Critical Role of Interfacial Sites between Nickel and CeO2 Support in Dry Reforming of Methane: Revisit of Reaction Mechanism and Origin of Stability

摘要

Dry reforming of methane (DRM) is one of the effective catalytic routes to utilize methane and carbon dioxide molecules. The supported Ni catalysts on lanthanide oxides show remarkable reactivities and stabilities in DRM. However, it remains inconclusive regarding the mechanism and origin of stability of supported Ni catalysts. In this work, first-principles density functional theory (DFT) calculations are performed to investigate the catalytic properties of CeO2-supported Ni-based catalyst. The reactivities of several sites including metal, support, interface, and vacancy on support and interface are evaluated on the same footing for the activation of reactants, CH4 and CO2. The distinct features revealed from comparisons provide the decisive proof to identify the active sites in DRM. Moreover, the different routes leading to the formation of products of H-2 and CO are described.
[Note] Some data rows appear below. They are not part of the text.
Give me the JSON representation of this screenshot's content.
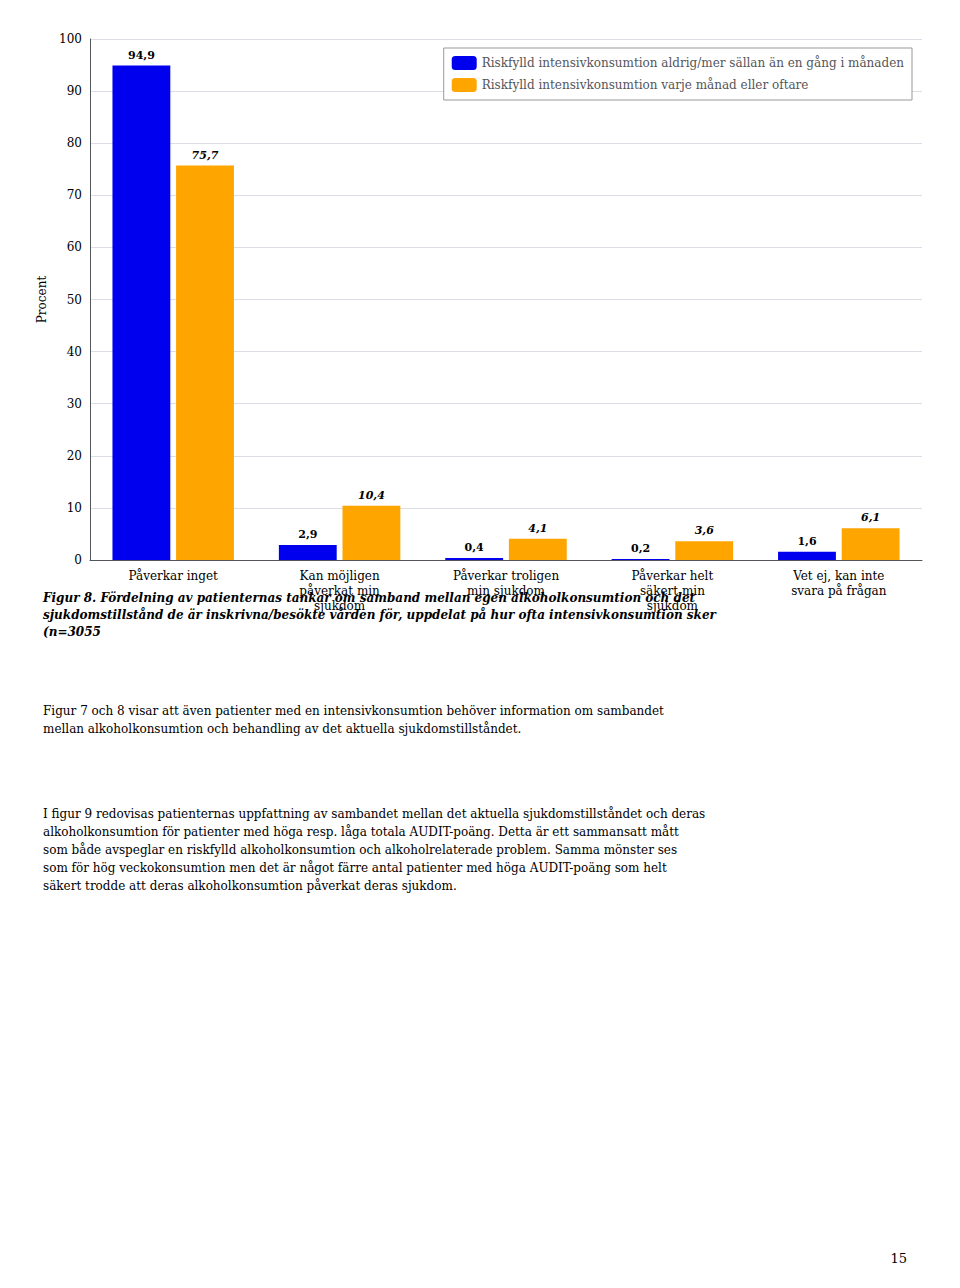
{
  "chart_data": {
    "type": "bar",
    "categories": [
      "Påverkar inget",
      "Kan möjligen\npåverkat min\nsjukdom",
      "Påverkar troligen\nmin sjukdom",
      "Påverkar helt\nsäkert min\nsjukdom",
      "Vet ej, kan inte\nsvara på frågan"
    ],
    "series": [
      {
        "name": "Riskfylld intensivkonsumtion aldrig/mer sällan än en gång i månaden",
        "color": "#0000EE",
        "values": [
          94.9,
          2.9,
          0.4,
          0.2,
          1.6
        ],
        "value_labels": [
          "94,9",
          "2,9",
          "0,4",
          "0,2",
          "1,6"
        ]
      },
      {
        "name": "Riskfylld intensivkonsumtion varje månad eller oftare",
        "color": "#FFA500",
        "values": [
          75.7,
          10.4,
          4.1,
          3.6,
          6.1
        ],
        "value_labels": [
          "75,7",
          "10,4",
          "4,1",
          "3,6",
          "6,1"
        ]
      }
    ],
    "ylabel": "Procent",
    "ylim": [
      0,
      100
    ],
    "yticks": [
      0,
      10,
      20,
      30,
      40,
      50,
      60,
      70,
      80,
      90,
      100
    ],
    "grid": true,
    "legend": "upper right",
    "data_labels": true,
    "annotations": [
      "Figur 8. Fördelning av patienternas tankar om samband mellan egen alkoholkonsumtion och det\nsjukdomstillstånd de är inskrivna/besökte vården för, uppdelat på hur ofta intensivkonsumtion sker\n(n=3055",
      "Figur 7 och 8 visar att även patienter med en intensivkonsumtion behöver information om sambandet\nmellan alkoholkonsumtion och behandling av det aktuella sjukdomstillståndet.",
      "I figur 9 redovisas patienternas uppfattning av sambandet mellan det aktuella sjukdomstillståndet och deras\nalkoholkonsumtion för patienter med höga resp. låga totala AUDIT-poäng. Detta är ett sammansatt mått\nsom både avspeglar en riskfylld alkoholkonsumtion och alkoholrelaterade problem. Samma mönster ses\nsom för hög veckokonsumtion men det är något färre antal patienter med höga AUDIT-poäng som helt\nsäkert trodde att deras alkoholkonsumtion påverkat deras sjukdom.",
      "15"
    ]
  }
}
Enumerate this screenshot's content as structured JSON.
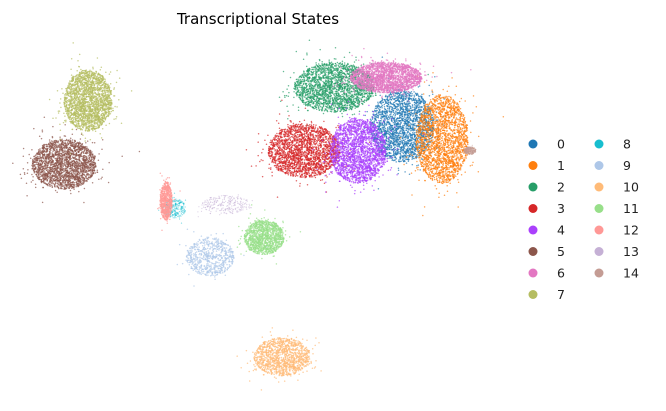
{
  "chart_data": {
    "type": "scatter",
    "title": "Transcriptional States",
    "xlabel": "",
    "ylabel": "",
    "axes_visible": false,
    "grid": false,
    "legend": {
      "placement": "right",
      "columns": 2,
      "entries": [
        {
          "label": "0",
          "color": "#1f77b4"
        },
        {
          "label": "1",
          "color": "#ff7f0e"
        },
        {
          "label": "2",
          "color": "#279e68"
        },
        {
          "label": "3",
          "color": "#d62728"
        },
        {
          "label": "4",
          "color": "#aa40fc"
        },
        {
          "label": "5",
          "color": "#8c564b"
        },
        {
          "label": "6",
          "color": "#e377c2"
        },
        {
          "label": "7",
          "color": "#b5bd61"
        },
        {
          "label": "8",
          "color": "#17becf"
        },
        {
          "label": "9",
          "color": "#aec7e8"
        },
        {
          "label": "10",
          "color": "#ffbb78"
        },
        {
          "label": "11",
          "color": "#98df8a"
        },
        {
          "label": "12",
          "color": "#ff9896"
        },
        {
          "label": "13",
          "color": "#c5b0d5"
        },
        {
          "label": "14",
          "color": "#c49c94"
        }
      ]
    },
    "series": [
      {
        "name": "0",
        "color": "#1f77b4",
        "regions": [
          {
            "center": [
              8.2,
              2.3
            ],
            "radius": [
              1.6,
              1.9
            ],
            "density": "high"
          }
        ]
      },
      {
        "name": "1",
        "color": "#ff7f0e",
        "regions": [
          {
            "center": [
              10.2,
              1.6
            ],
            "radius": [
              1.3,
              2.3
            ],
            "density": "high"
          }
        ]
      },
      {
        "name": "2",
        "color": "#279e68",
        "regions": [
          {
            "center": [
              4.8,
              4.3
            ],
            "radius": [
              2.0,
              1.3
            ],
            "density": "high"
          }
        ]
      },
      {
        "name": "3",
        "color": "#d62728",
        "regions": [
          {
            "center": [
              3.3,
              1.0
            ],
            "radius": [
              1.8,
              1.4
            ],
            "density": "high"
          }
        ]
      },
      {
        "name": "4",
        "color": "#aa40fc",
        "regions": [
          {
            "center": [
              6.0,
              1.0
            ],
            "radius": [
              1.4,
              1.7
            ],
            "density": "high"
          }
        ]
      },
      {
        "name": "5",
        "color": "#8c564b",
        "regions": [
          {
            "center": [
              -8.7,
              0.3
            ],
            "radius": [
              1.6,
              1.3
            ],
            "density": "high"
          }
        ]
      },
      {
        "name": "6",
        "color": "#e377c2",
        "regions": [
          {
            "center": [
              7.4,
              4.8
            ],
            "radius": [
              1.8,
              0.8
            ],
            "density": "high"
          }
        ]
      },
      {
        "name": "7",
        "color": "#b5bd61",
        "regions": [
          {
            "center": [
              -7.5,
              3.6
            ],
            "radius": [
              1.2,
              1.6
            ],
            "density": "high"
          }
        ]
      },
      {
        "name": "8",
        "color": "#17becf",
        "regions": [
          {
            "center": [
              -3.2,
              -2.0
            ],
            "radius": [
              0.6,
              0.5
            ],
            "density": "sparse"
          }
        ]
      },
      {
        "name": "9",
        "color": "#aec7e8",
        "regions": [
          {
            "center": [
              -1.4,
              -4.5
            ],
            "radius": [
              1.2,
              1.0
            ],
            "density": "low"
          }
        ]
      },
      {
        "name": "10",
        "color": "#ffbb78",
        "regions": [
          {
            "center": [
              2.2,
              -9.7
            ],
            "radius": [
              1.4,
              1.0
            ],
            "density": "medium"
          }
        ]
      },
      {
        "name": "11",
        "color": "#98df8a",
        "regions": [
          {
            "center": [
              1.3,
              -3.5
            ],
            "radius": [
              1.0,
              0.9
            ],
            "density": "medium"
          }
        ]
      },
      {
        "name": "12",
        "color": "#ff9896",
        "regions": [
          {
            "center": [
              -3.6,
              -1.6
            ],
            "radius": [
              0.3,
              1.0
            ],
            "density": "low"
          }
        ]
      },
      {
        "name": "13",
        "color": "#c5b0d5",
        "regions": [
          {
            "center": [
              -0.6,
              -1.8
            ],
            "radius": [
              1.2,
              0.5
            ],
            "density": "sparse"
          }
        ]
      },
      {
        "name": "14",
        "color": "#c49c94",
        "regions": [
          {
            "center": [
              11.6,
              1.0
            ],
            "radius": [
              0.3,
              0.2
            ],
            "density": "sparse"
          }
        ]
      }
    ],
    "xlim": [
      -11,
      13
    ],
    "ylim": [
      -12,
      7
    ]
  }
}
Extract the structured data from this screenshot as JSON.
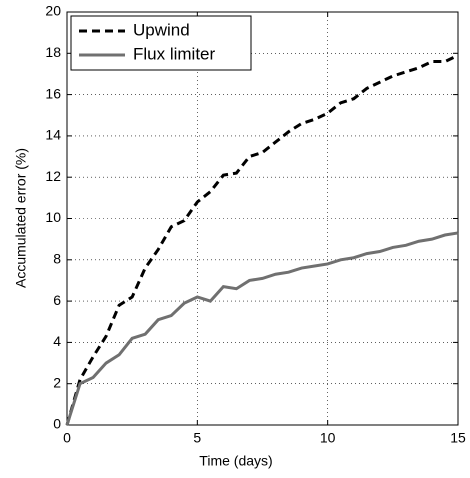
{
  "chart_data": {
    "type": "line",
    "xlabel": "Time (days)",
    "ylabel": "Accumulated error (%)",
    "x": [
      0,
      0.5,
      1,
      1.5,
      2,
      2.5,
      3,
      3.5,
      4,
      4.5,
      5,
      5.5,
      6,
      6.5,
      7,
      7.5,
      8,
      8.5,
      9,
      9.5,
      10,
      10.5,
      11,
      11.5,
      12,
      12.5,
      13,
      13.5,
      14,
      14.5,
      15
    ],
    "series": [
      {
        "name": "Upwind",
        "color": "#000000",
        "linestyle": "dashed",
        "values": [
          0,
          2.2,
          3.3,
          4.3,
          5.8,
          6.2,
          7.6,
          8.5,
          9.6,
          9.9,
          10.8,
          11.3,
          12.1,
          12.2,
          13.0,
          13.2,
          13.7,
          14.2,
          14.6,
          14.8,
          15.1,
          15.6,
          15.8,
          16.3,
          16.6,
          16.9,
          17.1,
          17.3,
          17.6,
          17.6,
          17.9
        ]
      },
      {
        "name": "Flux limiter",
        "color": "#707070",
        "linestyle": "solid",
        "values": [
          0,
          2.0,
          2.3,
          3.0,
          3.4,
          4.2,
          4.4,
          5.1,
          5.3,
          5.9,
          6.2,
          6.0,
          6.7,
          6.6,
          7.0,
          7.1,
          7.3,
          7.4,
          7.6,
          7.7,
          7.8,
          8.0,
          8.1,
          8.3,
          8.4,
          8.6,
          8.7,
          8.9,
          9.0,
          9.2,
          9.3
        ]
      }
    ],
    "xlim": [
      0,
      15
    ],
    "xticks": [
      0,
      5,
      10,
      15
    ],
    "ylim": [
      0,
      20
    ],
    "yticks": [
      0,
      2,
      4,
      6,
      8,
      10,
      12,
      14,
      16,
      18,
      20
    ],
    "grid": true,
    "legend": "upper-left"
  }
}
Besides CO2 dissociation, CO is also possibly formed from the successive oxidation of CH*. The stability of catalysts is attributed to the facile elimination of cokes, which are mostly consumed by the interfacial oxygen. The calculations also indicate the inadequate description provided by the current accepted mechanism of supported Ni. Instead, an updated reaction mechanism is proposed, which is consistent with the experimental observations and underscores the importance of interface. The current work not only deepens the understanding of catalytic properties of supported Ni catalysts in DRM but also signifies the effectiveness of interface engineering for the improvement of catalytic performance.